Но это было ему уроком. Что своя шкура, свой интерес, своя страна - всегда дороже, даже для того, кто кричит о противоположном. Вот отчего он пришел в итоге именно к национал-социализму. Хотя различия между ним и большевизмом казались минимальны. Та же самая справедливость для своих - вот только оплачивалась она у большевиков сверхнапряжением собственных сил, а у нацистов экспансией вовне; все чужие считались врагами - но разве не сказано было и у коммунистов, кто не с нами, тот против нас?

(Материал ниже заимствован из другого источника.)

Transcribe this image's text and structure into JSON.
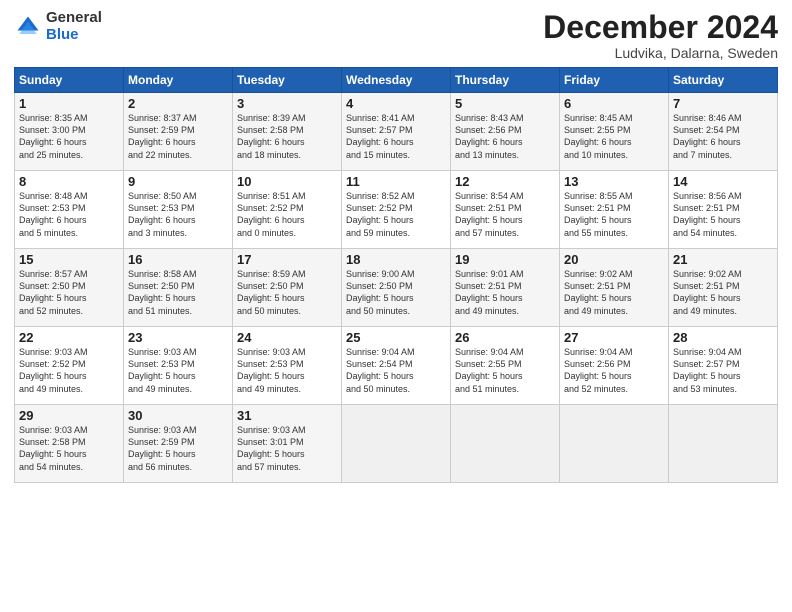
{
  "header": {
    "logo_general": "General",
    "logo_blue": "Blue",
    "month_title": "December 2024",
    "subtitle": "Ludvika, Dalarna, Sweden"
  },
  "days_of_week": [
    "Sunday",
    "Monday",
    "Tuesday",
    "Wednesday",
    "Thursday",
    "Friday",
    "Saturday"
  ],
  "weeks": [
    [
      {
        "day": "1",
        "info": "Sunrise: 8:35 AM\nSunset: 3:00 PM\nDaylight: 6 hours\nand 25 minutes."
      },
      {
        "day": "2",
        "info": "Sunrise: 8:37 AM\nSunset: 2:59 PM\nDaylight: 6 hours\nand 22 minutes."
      },
      {
        "day": "3",
        "info": "Sunrise: 8:39 AM\nSunset: 2:58 PM\nDaylight: 6 hours\nand 18 minutes."
      },
      {
        "day": "4",
        "info": "Sunrise: 8:41 AM\nSunset: 2:57 PM\nDaylight: 6 hours\nand 15 minutes."
      },
      {
        "day": "5",
        "info": "Sunrise: 8:43 AM\nSunset: 2:56 PM\nDaylight: 6 hours\nand 13 minutes."
      },
      {
        "day": "6",
        "info": "Sunrise: 8:45 AM\nSunset: 2:55 PM\nDaylight: 6 hours\nand 10 minutes."
      },
      {
        "day": "7",
        "info": "Sunrise: 8:46 AM\nSunset: 2:54 PM\nDaylight: 6 hours\nand 7 minutes."
      }
    ],
    [
      {
        "day": "8",
        "info": "Sunrise: 8:48 AM\nSunset: 2:53 PM\nDaylight: 6 hours\nand 5 minutes."
      },
      {
        "day": "9",
        "info": "Sunrise: 8:50 AM\nSunset: 2:53 PM\nDaylight: 6 hours\nand 3 minutes."
      },
      {
        "day": "10",
        "info": "Sunrise: 8:51 AM\nSunset: 2:52 PM\nDaylight: 6 hours\nand 0 minutes."
      },
      {
        "day": "11",
        "info": "Sunrise: 8:52 AM\nSunset: 2:52 PM\nDaylight: 5 hours\nand 59 minutes."
      },
      {
        "day": "12",
        "info": "Sunrise: 8:54 AM\nSunset: 2:51 PM\nDaylight: 5 hours\nand 57 minutes."
      },
      {
        "day": "13",
        "info": "Sunrise: 8:55 AM\nSunset: 2:51 PM\nDaylight: 5 hours\nand 55 minutes."
      },
      {
        "day": "14",
        "info": "Sunrise: 8:56 AM\nSunset: 2:51 PM\nDaylight: 5 hours\nand 54 minutes."
      }
    ],
    [
      {
        "day": "15",
        "info": "Sunrise: 8:57 AM\nSunset: 2:50 PM\nDaylight: 5 hours\nand 52 minutes."
      },
      {
        "day": "16",
        "info": "Sunrise: 8:58 AM\nSunset: 2:50 PM\nDaylight: 5 hours\nand 51 minutes."
      },
      {
        "day": "17",
        "info": "Sunrise: 8:59 AM\nSunset: 2:50 PM\nDaylight: 5 hours\nand 50 minutes."
      },
      {
        "day": "18",
        "info": "Sunrise: 9:00 AM\nSunset: 2:50 PM\nDaylight: 5 hours\nand 50 minutes."
      },
      {
        "day": "19",
        "info": "Sunrise: 9:01 AM\nSunset: 2:51 PM\nDaylight: 5 hours\nand 49 minutes."
      },
      {
        "day": "20",
        "info": "Sunrise: 9:02 AM\nSunset: 2:51 PM\nDaylight: 5 hours\nand 49 minutes."
      },
      {
        "day": "21",
        "info": "Sunrise: 9:02 AM\nSunset: 2:51 PM\nDaylight: 5 hours\nand 49 minutes."
      }
    ],
    [
      {
        "day": "22",
        "info": "Sunrise: 9:03 AM\nSunset: 2:52 PM\nDaylight: 5 hours\nand 49 minutes."
      },
      {
        "day": "23",
        "info": "Sunrise: 9:03 AM\nSunset: 2:53 PM\nDaylight: 5 hours\nand 49 minutes."
      },
      {
        "day": "24",
        "info": "Sunrise: 9:03 AM\nSunset: 2:53 PM\nDaylight: 5 hours\nand 49 minutes."
      },
      {
        "day": "25",
        "info": "Sunrise: 9:04 AM\nSunset: 2:54 PM\nDaylight: 5 hours\nand 50 minutes."
      },
      {
        "day": "26",
        "info": "Sunrise: 9:04 AM\nSunset: 2:55 PM\nDaylight: 5 hours\nand 51 minutes."
      },
      {
        "day": "27",
        "info": "Sunrise: 9:04 AM\nSunset: 2:56 PM\nDaylight: 5 hours\nand 52 minutes."
      },
      {
        "day": "28",
        "info": "Sunrise: 9:04 AM\nSunset: 2:57 PM\nDaylight: 5 hours\nand 53 minutes."
      }
    ],
    [
      {
        "day": "29",
        "info": "Sunrise: 9:03 AM\nSunset: 2:58 PM\nDaylight: 5 hours\nand 54 minutes."
      },
      {
        "day": "30",
        "info": "Sunrise: 9:03 AM\nSunset: 2:59 PM\nDaylight: 5 hours\nand 56 minutes."
      },
      {
        "day": "31",
        "info": "Sunrise: 9:03 AM\nSunset: 3:01 PM\nDaylight: 5 hours\nand 57 minutes."
      },
      null,
      null,
      null,
      null
    ]
  ]
}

Вел ли он дела с коммунистами, своими и русскими, после? Да, было и такое - по взаимному интересу, это не было ни шпионством, ни вербовкой. В то же время он добросовестно и с рвением исполнял свои обязанности перед своей Партией. И с интересом следил за успехами русских. Ему было даже любопытно смотреть, как за спортивным состязанием, чей путь построения нового мирового порядка окажется успешнее? И перенять какие-то детали, показавшиеся интересными.
Считал ли он русских врагами, особенно когда стало ясно, что война на пороге, и когда она уже началась? Скорее, относился философски, как древние германцы, по божьему праву сильного, 'пусть все решит меч'. Мировой порядок, при котором все живущие будут счастливы - с одним лишь отличием: у фюрера новый порядок должен быть оплачен кровью и рабством тех, кто ему не подчинился, в него не вошел - так разве так и не должно быть? Какое мне дело - до чужих? И разве фюрер, сейчас считая японцев союзниками, не размышлял о будущей бескомпромиссной борьбе с 'желтой расой'?
Если взглянуть поближе, так даже Вожди у нас похожи. Фюрер похож на Ильича, каким бы странным и даже кощунственным не показалось бы кому-то такое сравнение - такой же оратор, умеет зажигать и держать толпу, своим даже не холодным рассудком, а каким-то звериным чутьем ощущать текущую обстановку, выбирать момент броска, когда нужно прекратить подкрадывание к цели и нападать открыто. Но фюрер не умеет планомерно тянуть воз рутины, вникать в детали, вдумчиво расставлять на посты людей - это черта присуща Сталину, и мне. Потому, кстати, такие как я - незаменимы. При том что я не рвусь на самый верх - владея аппаратом, я и так держу в руках все рычаги. Ведь любой приказ сверху можно где-то притормозить, где-то ускорить, где-то ослабить, а где-то затянуть гайки - так, что все реально пойдет в нужную сторону, причем конкретно виновных нельзя будет найти.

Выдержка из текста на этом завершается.